Zosha Millman at Polygon praised "The Theater and Its Double" as a "wild high school play episode [that] immediately deepens the show"; comparing it to the Avatar: The Last Airbender episode "The Ember Island Players", it was explained that "a staged reenactment of events (on stage or otherwise) manages to capture both the narrative wrinkle all while ironing out some of the awkwardness around it." In a four out of five star review, Annabel Nugent of The Independent called the episode "the show’s most anticipated instalment yet". Thrillist praised the frame story as "the most innovative thing the show's ever done", writing that "while Euphoria arguably failed characters like Cassie and Kat this season with degrading arcs or stories that felt unfinished, it thankfully allowed Lexi to get the round of applause she's deserved."

=== Accolades ===
The episode was Euphorias submission for five of its nominations at the 74th Primetime Creative Arts Emmy Awards. Hair stylists Kimberly Kimble, Kendra Garvey, Patricia Vecchio, and Teresita Mariscal were nominated for the Primetime Emmy Award for Outstanding Hairstyling. Rév won the Primetime Emmy Award for Outstanding Cinematography for a Series (One Hour) for the episode. Make-up artists Tara Lang Shah, Alex French, and Doniella Davy's cosmetics won the Primetime Emmy Award for Outstanding Makeup (Non-Prosthetic). Editors Laura Zempel, Julio C. Perez IV, Nikola Boyanov, and Aaron I. Butler won the Primetime Emmy Award for Outstanding Picture Editing for a Drama Series. Dancer and choreographer Ryan Heffington's work on the cheerleader and football player dance routines, sound tracked to "Oops (Oh My)" and "Holding Out for a Hero", won him the Primetime Emmy Award for Outstanding Choreography. This was also for his "Call Me Irresponsible" choreography in "Ruminations: Big and Little Bullys".

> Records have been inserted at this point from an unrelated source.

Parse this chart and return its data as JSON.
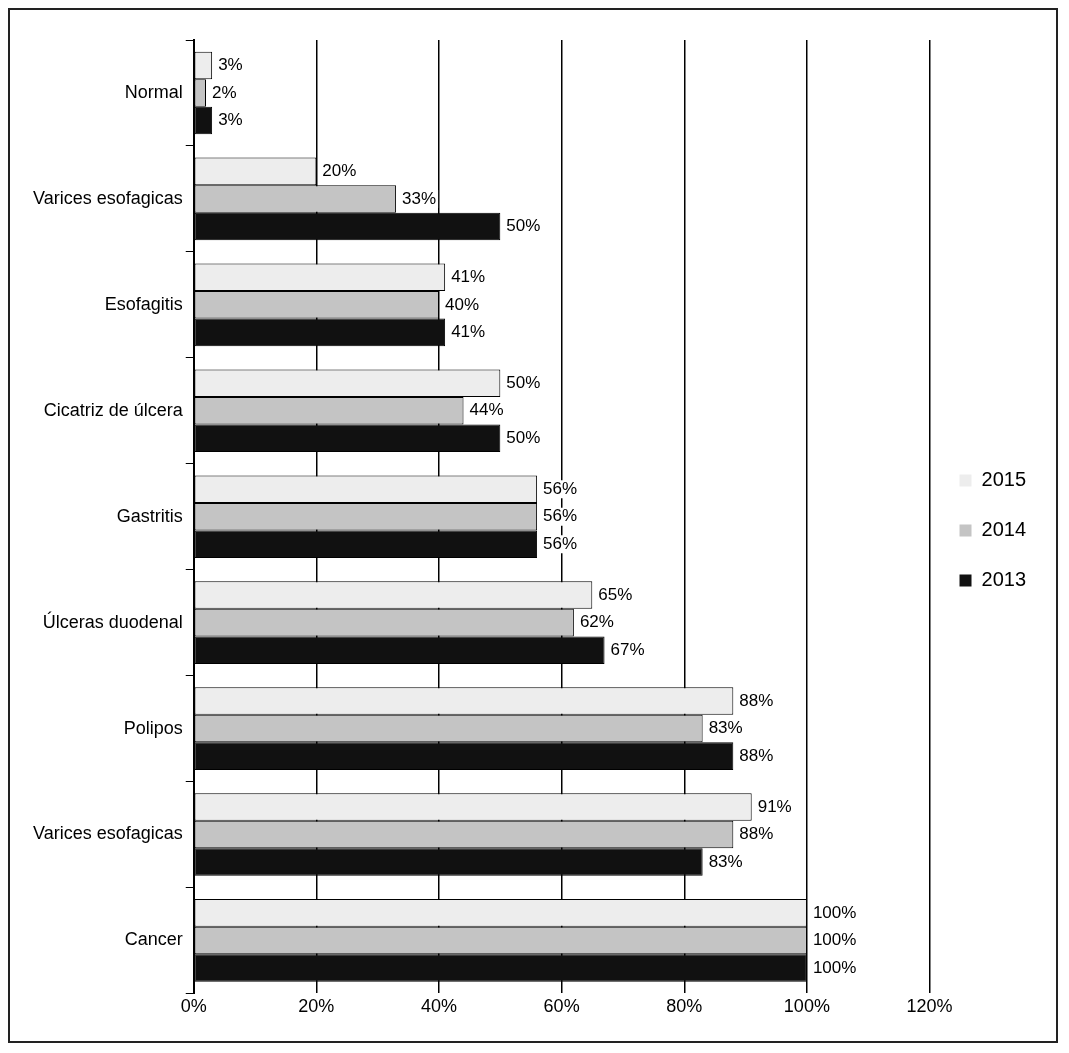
{
  "chart_data": {
    "type": "bar",
    "orientation": "horizontal",
    "categories": [
      "Normal",
      "Varices esofagicas",
      "Esofagitis",
      "Cicatriz de úlcera",
      "Gastritis",
      "Úlceras duodenal",
      "Polipos",
      "Varices esofagicas",
      "Cancer"
    ],
    "series": [
      {
        "name": "2015",
        "color": "#ededed",
        "values": [
          3,
          20,
          41,
          50,
          56,
          65,
          88,
          91,
          100
        ],
        "value_labels": [
          "3%",
          "20%",
          "41%",
          "50%",
          "56%",
          "65%",
          "88%",
          "91%",
          "100%"
        ]
      },
      {
        "name": "2014",
        "color": "#c4c4c4",
        "values": [
          2,
          33,
          40,
          44,
          56,
          62,
          83,
          88,
          100
        ],
        "value_labels": [
          "2%",
          "33%",
          "40%",
          "44%",
          "56%",
          "62%",
          "83%",
          "88%",
          "100%"
        ]
      },
      {
        "name": "2013",
        "color": "#111111",
        "values": [
          3,
          50,
          41,
          50,
          56,
          67,
          88,
          83,
          100
        ],
        "value_labels": [
          "3%",
          "50%",
          "41%",
          "50%",
          "56%",
          "67%",
          "88%",
          "83%",
          "100%"
        ]
      }
    ],
    "xlim": [
      0,
      120
    ],
    "xticks": [
      {
        "value": 0,
        "label": "0%"
      },
      {
        "value": 20,
        "label": "20%"
      },
      {
        "value": 40,
        "label": "40%"
      },
      {
        "value": 60,
        "label": "60%"
      },
      {
        "value": 80,
        "label": "80%"
      },
      {
        "value": 100,
        "label": "100%"
      },
      {
        "value": 120,
        "label": "120%"
      }
    ],
    "grid": "x",
    "legend": "right"
  }
}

At the 2022 MTV Movie & TV Awards, Tyler was nominated for a MTV Movie Award for Best Musical Moment for the inclusion of "Holding Out for a Hero" in the episode. In 2023, Perez IV, Zempel and their co-editor Boyanov were nominated for the American Cinema Editors Award for Best Edited Drama Series for the episode. Jason Baldwin-Stewart's production design in this episode, the next and "You Who Cannot See, Think of Those Who Can" was honored at the Art Directors Guild Awards 2022 with a nomination for Excellence in Production Design for a One-Hour Contemporary Single-Camera Series.